An otherwise nearly perfect evening at the opera (where everything is almost as beautiful as at the ballet) poses a question worthy of Randy Cohen, who writes "The Ethicist" column in the Sunday New York Times Magazine: What do you do about an elderly gentleman sitting behind you who is apparently wearing some kind of breathing apparatus (not visible) that makes a steady hissing on-and-off sound during the entire evening? You can't ask the old guy to stop breathing, can you? Does such a person have the right to attend the theater at all and disturb others as much as does the ringing of cellphones or the whistling of improperly adjusted hearing aids? At least those can finally be silenced (after much effort on the part of audience members and theater staff). Well, my solution, and the solution of a neighboring couple, was to find other seats. I had to wait until after (hiss, hiss) Act I, although they, sitting on an aisle, were able to do so directly after the prelude. Lucky that there were a few empty seats (your loss, absentees!), perhaps because it was Yom Kippur eve. Some years ago a Carnegie Hall lieder recital by the great Belgian bass-baritone José Van Dam was marred by someone's whistling hearing aid. And there was no way to tell where the noise was coming from; there was no escape. I was more fortunate last evening.

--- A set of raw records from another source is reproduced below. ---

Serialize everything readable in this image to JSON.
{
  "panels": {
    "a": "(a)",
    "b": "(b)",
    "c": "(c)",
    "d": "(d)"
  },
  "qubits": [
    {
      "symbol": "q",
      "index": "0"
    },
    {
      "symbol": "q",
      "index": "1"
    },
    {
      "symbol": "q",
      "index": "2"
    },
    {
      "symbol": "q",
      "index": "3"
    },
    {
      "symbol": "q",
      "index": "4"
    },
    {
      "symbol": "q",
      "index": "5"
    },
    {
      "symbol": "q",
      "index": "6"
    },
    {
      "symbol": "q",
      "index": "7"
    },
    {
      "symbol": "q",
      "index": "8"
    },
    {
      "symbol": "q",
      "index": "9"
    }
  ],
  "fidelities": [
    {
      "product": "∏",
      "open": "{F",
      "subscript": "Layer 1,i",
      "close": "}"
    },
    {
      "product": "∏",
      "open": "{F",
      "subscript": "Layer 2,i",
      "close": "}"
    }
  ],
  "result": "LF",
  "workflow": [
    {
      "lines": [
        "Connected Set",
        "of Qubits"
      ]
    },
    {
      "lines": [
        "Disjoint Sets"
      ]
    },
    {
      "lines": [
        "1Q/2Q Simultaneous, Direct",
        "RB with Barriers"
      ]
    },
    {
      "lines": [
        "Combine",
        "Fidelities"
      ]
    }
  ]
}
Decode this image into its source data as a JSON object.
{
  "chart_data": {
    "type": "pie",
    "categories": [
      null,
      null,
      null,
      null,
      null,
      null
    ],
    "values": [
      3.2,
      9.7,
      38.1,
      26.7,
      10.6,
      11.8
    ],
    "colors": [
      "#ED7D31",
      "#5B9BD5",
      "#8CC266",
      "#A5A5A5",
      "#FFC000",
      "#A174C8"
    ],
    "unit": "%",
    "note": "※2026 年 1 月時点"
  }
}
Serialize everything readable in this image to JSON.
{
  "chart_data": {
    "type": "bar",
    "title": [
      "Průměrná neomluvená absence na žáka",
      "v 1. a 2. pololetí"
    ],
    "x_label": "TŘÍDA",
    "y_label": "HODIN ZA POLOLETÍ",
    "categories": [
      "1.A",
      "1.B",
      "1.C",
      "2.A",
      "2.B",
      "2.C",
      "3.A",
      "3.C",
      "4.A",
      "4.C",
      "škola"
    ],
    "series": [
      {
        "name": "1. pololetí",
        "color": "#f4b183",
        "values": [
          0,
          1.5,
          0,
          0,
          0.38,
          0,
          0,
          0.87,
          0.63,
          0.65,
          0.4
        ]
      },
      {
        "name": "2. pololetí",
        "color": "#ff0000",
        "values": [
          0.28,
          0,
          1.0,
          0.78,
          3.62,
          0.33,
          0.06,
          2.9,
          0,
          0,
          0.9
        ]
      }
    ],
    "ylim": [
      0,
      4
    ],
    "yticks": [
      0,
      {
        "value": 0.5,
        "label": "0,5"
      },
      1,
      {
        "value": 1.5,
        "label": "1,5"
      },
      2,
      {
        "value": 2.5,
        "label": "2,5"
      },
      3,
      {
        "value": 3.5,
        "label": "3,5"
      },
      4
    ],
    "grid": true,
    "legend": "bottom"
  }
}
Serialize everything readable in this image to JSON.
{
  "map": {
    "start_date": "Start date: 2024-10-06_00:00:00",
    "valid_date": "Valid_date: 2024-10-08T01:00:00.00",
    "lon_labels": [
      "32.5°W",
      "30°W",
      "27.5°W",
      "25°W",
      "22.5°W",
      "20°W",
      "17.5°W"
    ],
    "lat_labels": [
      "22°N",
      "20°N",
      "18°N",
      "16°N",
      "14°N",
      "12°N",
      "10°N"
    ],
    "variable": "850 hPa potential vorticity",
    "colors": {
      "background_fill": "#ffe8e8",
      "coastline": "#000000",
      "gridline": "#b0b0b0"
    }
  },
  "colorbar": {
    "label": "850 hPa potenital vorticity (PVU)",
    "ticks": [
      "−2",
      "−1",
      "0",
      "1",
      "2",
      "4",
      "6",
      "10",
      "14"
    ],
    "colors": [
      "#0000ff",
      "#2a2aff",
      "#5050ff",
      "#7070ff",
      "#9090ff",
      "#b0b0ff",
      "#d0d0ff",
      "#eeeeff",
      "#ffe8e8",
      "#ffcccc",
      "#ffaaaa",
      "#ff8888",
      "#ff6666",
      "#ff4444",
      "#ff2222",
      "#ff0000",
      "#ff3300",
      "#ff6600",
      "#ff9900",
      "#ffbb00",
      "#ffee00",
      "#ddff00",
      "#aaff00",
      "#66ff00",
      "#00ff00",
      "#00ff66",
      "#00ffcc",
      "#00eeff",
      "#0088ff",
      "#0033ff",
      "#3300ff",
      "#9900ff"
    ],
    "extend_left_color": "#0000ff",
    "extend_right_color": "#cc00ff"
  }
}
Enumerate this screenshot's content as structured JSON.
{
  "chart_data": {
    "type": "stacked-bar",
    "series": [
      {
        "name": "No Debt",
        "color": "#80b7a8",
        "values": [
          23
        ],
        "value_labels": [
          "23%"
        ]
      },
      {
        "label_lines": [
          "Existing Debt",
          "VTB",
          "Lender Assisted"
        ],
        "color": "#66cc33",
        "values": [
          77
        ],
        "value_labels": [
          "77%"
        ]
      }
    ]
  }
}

I feel sorry for the poor breather and suppose he should be allowed out at public events, but maybe not at straight plays or classical music performances. What is to be done? With the advent of podcasts, DVDs, and DVRs, perhaps he can find it in his heart to stay at home. I wonder what Randy would say? But I'm not going to ask him, because his answer would probably be the same as mine.

Sunday, October 5, 2008

Seventh Avenue Bizarre

As a teenager, I had a temporary summer job selling handbags in a department store in my hometown. It always amazed me that even the ugliest bag could find a buyer. I know that one cannot legislate taste, but it was still frightening to think that anyone could find certain items attractive.  In an issue of The New Yorker, some years ago, there was a cartoon by the wonderfully wry Roz Chast that showed a shop window that was typical of some small stores around town. The displays were of the most hideous dresses and accessories imaginable, and the caption read something like, "Who shops in these places?" On my way along Seventh Avenue to experience beautiful ballet at City Center, I frequently pass tourist shops like the ones pictured here and wonder the same thing: Who buys this stuff anyway? Especially in these parlous economic times, who is going to spend money on tchotchkes? And yet they do. These places have been in business a long time. It remains to be seen if they'll stay alive in the coming months and remain an endless source of amusement, at least to me.